The other £410m would be for councils to spend on improving adults’ or children’s social care services. The Budget also provided an additional £55m for the Disabled Facilities Grant (DFG) in 2018-19 to fund adaptations for disabled people, while an extra £84m over the next five years was pledged for up to 20 local authorities to fund services to prevent children going into care, drawing on lessons from innovation programmes in Hertfordshire, Leeds and North Yorkshire.

Association of Directors of Adult Social Services (ADASS) president Glen Garrod said it was positive there was more money for social care and the DFG. However, he expressed disappointment at the lack of ring-fenced money for adults’ services, which he said meant the needs of adult service users would be pitted against those of children and other council departments.

‘Invidious situation’

“It would seem that the era of austerity is, indeed, not at an end for older and disabled people,” said Garrod, in an echo of Hammond’s claim that the Budget signalled the end of austerity.

“The detail in the Budget creates an invidious situation affecting older and disabled people locally.
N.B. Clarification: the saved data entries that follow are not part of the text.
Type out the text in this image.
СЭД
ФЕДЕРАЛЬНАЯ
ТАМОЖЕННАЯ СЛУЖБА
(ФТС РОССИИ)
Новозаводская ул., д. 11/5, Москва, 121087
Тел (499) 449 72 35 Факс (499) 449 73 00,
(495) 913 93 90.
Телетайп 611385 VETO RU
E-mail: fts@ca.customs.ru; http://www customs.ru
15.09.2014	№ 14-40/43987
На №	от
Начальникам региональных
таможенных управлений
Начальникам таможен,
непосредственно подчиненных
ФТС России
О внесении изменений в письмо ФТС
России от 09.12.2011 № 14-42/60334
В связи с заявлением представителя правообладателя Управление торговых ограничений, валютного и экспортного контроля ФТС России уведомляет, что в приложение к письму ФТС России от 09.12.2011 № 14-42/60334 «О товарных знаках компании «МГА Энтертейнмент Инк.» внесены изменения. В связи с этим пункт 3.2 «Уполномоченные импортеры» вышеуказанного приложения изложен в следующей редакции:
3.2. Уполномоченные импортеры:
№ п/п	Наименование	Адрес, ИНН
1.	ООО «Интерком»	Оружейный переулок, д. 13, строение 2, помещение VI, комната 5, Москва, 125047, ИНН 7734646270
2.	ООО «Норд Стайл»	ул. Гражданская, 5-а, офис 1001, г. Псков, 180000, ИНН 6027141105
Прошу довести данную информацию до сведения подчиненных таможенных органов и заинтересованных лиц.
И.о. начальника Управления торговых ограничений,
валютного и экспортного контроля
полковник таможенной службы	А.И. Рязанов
Their needs will be competing with those of different council departments, projected overspends, dwindling or exhausted reserves, supporting NHS needs and the needs of children and young people.”

“We must have a long-term funding solution for adult social care and the government must bring these forward in the green paper urgently.”

Green paper due shortly

Hammond said the funding was designed to relieve current pressures and that longer-term funding decisions would be made in next Spring’s spending review, which will set public spending limits for the years beyond 2020. This would follow the long-anticipated social care green paper, which Hammond said the government would publish shortly. He said it would “set out the choices, some of them difficult for making our social care system sustainable into the future”.

King’s Fund director of policy Richard Murray stressed the importance of finding a long-term solution to social care pressures.

“The social care system cannot continue to get by on last-minute, piecemeal funding announcements,” he said. “Adult social care in England needs at least £1.5bn more per year simply to cope with demand, meaning that the funding announced today – which will also need to cover children’s social care – falls far short.

“This highlights the need for a long-term plan for how social care will be funded and structured so that it can meet increasing demand. Successive governments have dodged tough decisions on social care and the forthcoming green paper must now ensure social care gets the long-term plan it so desperately needs.”

‘Missed opportunity’

The British Association of Social Workers (BASW) criticised the Budget as “another missed opportunity” to tackle the “crisis in children’s services”.

“As one of more than 120 organisations who had called for the chancellor put children at the heart of the budget, BASW are disappointed to see that yet again they have been forgotten,” said a BASW spokesperson.

BASW also criticised the level of funding provided for adult social care, saying it was “nowhere near solving the social care crisis”.

‘Small step’ on mental health

As had been trailed, the Budget also involved a series of commitments on mental health services, as part of the extra £20bn per year already pledged for the NHS by 2023.

The government promised to increase mental health spending as a share of NHS expenditure to fund comprehensive mental health support in every A&E; children’s and young people’s crisis teams in every part of the country; new crisis services; more mental health specialist ambulances, and 24/7 support for people with mental health problems through NHS 111.

However, Murray said the funding was insufficient on its own. “Years of underfunding have taken their toll and this is no more than a small step on the road to parity of esteem,” he said.

“Mental health services need more than money to meet demand. A chronic shortage of mental health staff means that, despite the new funding, the service won’t improve until the government and the NHS provide a plan to increase the workforce.”